Before you foam and flail, have you ever considered that there are legitimate concerns as to the role of government as well as priorities?
[ yet we should be obligated to
spend billions to subsidize, prop up, and economically enrich certain
well-connected, well-propertied groups of citizens.]
And I have stated that where? Please, show me specifics to back up your ludicrous accusation or kindly STFU.
[ou propose that anything that actually invests in the well-being and
quality of life of non well-connected citizens be provided only by
private charity.]
And why is that a problem? Why should everybody run to government for this type of stuff instead of people getting together on their own and doing it voluntarily with their own money?
[Welfare for the rich, austerity and disinvestment for the rest of us,
the same old bs.]
Correction: your silly class warfare rhetoric is the same old BS here.
[In case you didn't notice, the citizens advocating for
the pools will be paying taxes for them as well.]

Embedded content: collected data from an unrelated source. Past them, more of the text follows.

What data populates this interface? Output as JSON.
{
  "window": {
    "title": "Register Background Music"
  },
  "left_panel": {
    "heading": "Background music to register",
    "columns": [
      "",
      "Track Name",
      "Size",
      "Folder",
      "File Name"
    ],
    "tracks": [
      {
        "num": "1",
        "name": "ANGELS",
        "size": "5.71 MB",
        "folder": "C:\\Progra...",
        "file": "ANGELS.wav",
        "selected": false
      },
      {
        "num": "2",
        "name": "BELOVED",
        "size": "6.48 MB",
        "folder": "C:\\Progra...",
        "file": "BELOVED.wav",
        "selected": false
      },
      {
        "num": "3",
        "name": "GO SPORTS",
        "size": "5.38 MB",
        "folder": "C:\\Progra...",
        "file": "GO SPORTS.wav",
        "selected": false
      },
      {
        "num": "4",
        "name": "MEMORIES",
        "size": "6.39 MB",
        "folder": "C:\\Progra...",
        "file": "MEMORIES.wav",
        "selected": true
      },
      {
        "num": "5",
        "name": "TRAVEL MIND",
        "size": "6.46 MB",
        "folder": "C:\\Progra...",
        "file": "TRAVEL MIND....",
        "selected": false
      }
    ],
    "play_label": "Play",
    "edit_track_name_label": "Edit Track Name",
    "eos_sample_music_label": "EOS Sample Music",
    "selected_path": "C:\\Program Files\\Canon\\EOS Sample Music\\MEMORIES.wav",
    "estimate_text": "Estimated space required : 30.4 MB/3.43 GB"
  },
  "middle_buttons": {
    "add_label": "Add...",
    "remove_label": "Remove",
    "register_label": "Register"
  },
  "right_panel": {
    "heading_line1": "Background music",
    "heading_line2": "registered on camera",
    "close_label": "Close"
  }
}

If that’s so,why can’t those same citizens get together, form a cooperative, and do it themselves directly without going through the government to do it? That would allow them some semblance of control to ensure that the money gets used properly instead of diverted to someone else’s pet project, correct? So why to you have some philosophical aversion to people taking the initiative on their own to deal with an issue, unless you honestly believe that the role of the common citizen is to be helpless and dependent on government to do everything for them?
[Now to the rebuttal of your existence: You are a fetid, diseased cUnt,
unworthy of existing in anything remotely resembling a human community,
to which you deny any responsibility and contribute nothing but your own
greed and bootlicking.]
Thanks for that excellent example of the nasty mindset of the left. And you people have the nerve to call CONSERVATIVES “hateful”?
Dirty socialist kids demanding safe places to play…pssssssssshhhh.